A man to please a girl! thought I,
     Retorting his forced smiles, the shrouds
Of wrath, so hid as she was by,
     Sweet moon between her lighted clouds!

                               2

Whether this Cousin was the cause
     I know not, but I seem'd to see,
The first time then, how fair she was,
     How much the fairest of the three.
Each stopp'd to let the other go;
     But, time-bound, he arose the first.
Stay'd he in Sarum long? If so
     I hoped to see him at the Hurst.
No: he had call'd here, on his way
     To Portsmouth, where the Arrogant,
His ship, was; he should leave next day,
     For two years' cruise in the Levant.

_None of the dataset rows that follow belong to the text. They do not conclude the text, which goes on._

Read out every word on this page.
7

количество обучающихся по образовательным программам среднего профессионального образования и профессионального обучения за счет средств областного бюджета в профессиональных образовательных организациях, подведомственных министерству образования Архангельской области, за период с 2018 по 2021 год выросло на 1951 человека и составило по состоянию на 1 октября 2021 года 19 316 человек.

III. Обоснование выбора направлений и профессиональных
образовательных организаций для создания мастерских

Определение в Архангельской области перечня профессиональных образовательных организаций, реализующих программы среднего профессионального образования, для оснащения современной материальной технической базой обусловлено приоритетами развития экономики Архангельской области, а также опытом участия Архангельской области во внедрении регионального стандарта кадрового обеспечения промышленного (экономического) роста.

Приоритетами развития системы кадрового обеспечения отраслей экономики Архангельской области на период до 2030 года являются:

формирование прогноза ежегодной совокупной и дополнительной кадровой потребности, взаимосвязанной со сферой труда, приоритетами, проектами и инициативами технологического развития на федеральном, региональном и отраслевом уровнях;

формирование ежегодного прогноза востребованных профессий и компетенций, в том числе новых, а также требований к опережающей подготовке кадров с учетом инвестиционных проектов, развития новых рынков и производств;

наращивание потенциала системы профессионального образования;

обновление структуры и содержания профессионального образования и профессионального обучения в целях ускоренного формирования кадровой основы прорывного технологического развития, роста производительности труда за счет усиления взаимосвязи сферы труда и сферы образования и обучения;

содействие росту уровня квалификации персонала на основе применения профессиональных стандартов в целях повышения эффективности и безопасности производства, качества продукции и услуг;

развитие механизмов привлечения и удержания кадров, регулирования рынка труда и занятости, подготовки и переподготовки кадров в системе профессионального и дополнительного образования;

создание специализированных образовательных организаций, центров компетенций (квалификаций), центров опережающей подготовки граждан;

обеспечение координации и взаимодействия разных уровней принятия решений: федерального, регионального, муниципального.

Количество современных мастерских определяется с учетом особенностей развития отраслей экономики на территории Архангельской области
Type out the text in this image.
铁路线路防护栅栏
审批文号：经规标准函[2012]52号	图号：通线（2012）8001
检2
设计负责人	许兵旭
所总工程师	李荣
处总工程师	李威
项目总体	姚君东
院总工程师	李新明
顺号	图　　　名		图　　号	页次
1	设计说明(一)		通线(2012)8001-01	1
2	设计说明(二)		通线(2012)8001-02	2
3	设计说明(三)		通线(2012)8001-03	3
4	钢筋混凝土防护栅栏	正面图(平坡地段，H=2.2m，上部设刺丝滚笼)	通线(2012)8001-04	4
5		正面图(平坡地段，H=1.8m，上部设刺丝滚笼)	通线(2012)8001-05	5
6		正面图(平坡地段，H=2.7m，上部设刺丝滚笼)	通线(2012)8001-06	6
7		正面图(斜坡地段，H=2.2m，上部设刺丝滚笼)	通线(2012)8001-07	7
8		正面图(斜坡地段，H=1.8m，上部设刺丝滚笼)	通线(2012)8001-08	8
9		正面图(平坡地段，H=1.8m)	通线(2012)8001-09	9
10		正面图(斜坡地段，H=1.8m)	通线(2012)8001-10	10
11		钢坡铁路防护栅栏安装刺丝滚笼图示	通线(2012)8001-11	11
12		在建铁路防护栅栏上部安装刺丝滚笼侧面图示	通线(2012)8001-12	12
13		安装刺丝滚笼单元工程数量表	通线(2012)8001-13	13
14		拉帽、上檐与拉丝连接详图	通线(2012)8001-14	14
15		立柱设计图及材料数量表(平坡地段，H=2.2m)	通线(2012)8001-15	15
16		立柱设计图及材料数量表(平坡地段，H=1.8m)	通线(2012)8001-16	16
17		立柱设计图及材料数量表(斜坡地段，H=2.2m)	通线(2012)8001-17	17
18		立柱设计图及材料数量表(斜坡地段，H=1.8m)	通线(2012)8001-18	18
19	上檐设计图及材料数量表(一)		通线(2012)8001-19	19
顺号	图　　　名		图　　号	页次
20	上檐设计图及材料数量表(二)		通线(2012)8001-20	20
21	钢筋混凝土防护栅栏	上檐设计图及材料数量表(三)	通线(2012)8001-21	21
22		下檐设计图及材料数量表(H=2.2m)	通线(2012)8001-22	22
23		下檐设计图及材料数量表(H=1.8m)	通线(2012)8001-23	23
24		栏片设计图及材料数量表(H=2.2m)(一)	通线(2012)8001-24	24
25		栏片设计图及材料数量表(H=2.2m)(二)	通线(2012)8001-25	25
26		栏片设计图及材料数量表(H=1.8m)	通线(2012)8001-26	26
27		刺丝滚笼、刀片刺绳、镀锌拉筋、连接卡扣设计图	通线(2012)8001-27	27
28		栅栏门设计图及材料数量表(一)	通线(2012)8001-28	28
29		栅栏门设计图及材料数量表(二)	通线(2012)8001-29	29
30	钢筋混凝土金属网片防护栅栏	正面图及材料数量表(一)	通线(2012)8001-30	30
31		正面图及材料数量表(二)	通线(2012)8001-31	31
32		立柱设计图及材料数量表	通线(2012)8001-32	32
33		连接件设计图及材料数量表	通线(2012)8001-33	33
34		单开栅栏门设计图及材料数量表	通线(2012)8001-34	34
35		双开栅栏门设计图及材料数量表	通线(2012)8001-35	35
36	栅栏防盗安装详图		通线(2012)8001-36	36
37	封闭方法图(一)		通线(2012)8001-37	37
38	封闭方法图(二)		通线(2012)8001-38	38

                               3

Had love in her yet struck its germs?
     I watch'd. Her farewell show'd me plain
She loved, on the majestic terms
     That she should not be loved again;
And so her cousin, parting, felt.
     Hope in his voice and eye was dead.
Compassion did my malice melt;
     Then went I home to a restless bed.
I, who admired her too, could see
     His infinite remorse at this
Great mystery, that she should be
     So beautiful, yet not be his,
And, pitying, long'd to plead his part;
     But scarce could tell, so strange my whim,
Whether the weight upon my heart
     Was sorrow for myself or him.

                               4

She was all mildness; yet 'twas writ
     In all her grace, most legibly,
'He that's for heaven itself unfit,
     Let him not hope to merit me.'
And such a challenge, quite apart
     From thoughts of love, humbled, and thus
To sweet repentance moved my heart,
     And made me more magnanimous,
And led me to review my life,
     Inquiring where in aught the least,
If question were of her for wife,
     Ill might be mended, hope increas'd.
Not that I soar'd so far above
     Myself, as this great hope to dare;
And yet I well foresaw that love
     Might hope where reason must despair;
And, half-resenting the sweet pride
     Which would not ask me to admire,
'Oh,' to my secret heart I sigh'd,
     'That I were worthy to desire!'

                               5

As drowsiness my brain reliev'd,
     A shrill defiance of all to arms,
Shriek'd by the stable-cock, receiv'd
     An angry answer from three farms.
And, then, I dream'd that I, her knight,
     A clarion's haughty pathos heard,
And rode securely to the fight,
     Cased in the scarf she had conferr'd;
And there, the bristling lists behind,
     Saw many, and vanquish'd all I saw
Of her unnumber'd cousin-kind,
     In Navy, Army, Church, and Law;
Smitten, the warriors somehow turn'd
     To Sarum choristers, whose song,
Mix'd with celestial sorrow, yearn'd
     With joy no memory can prolong;
And phantasms as absurd and sweet
     Merged each in each in endless chace,
And everywhere I seem'd to meet
     The haunting fairness of her face.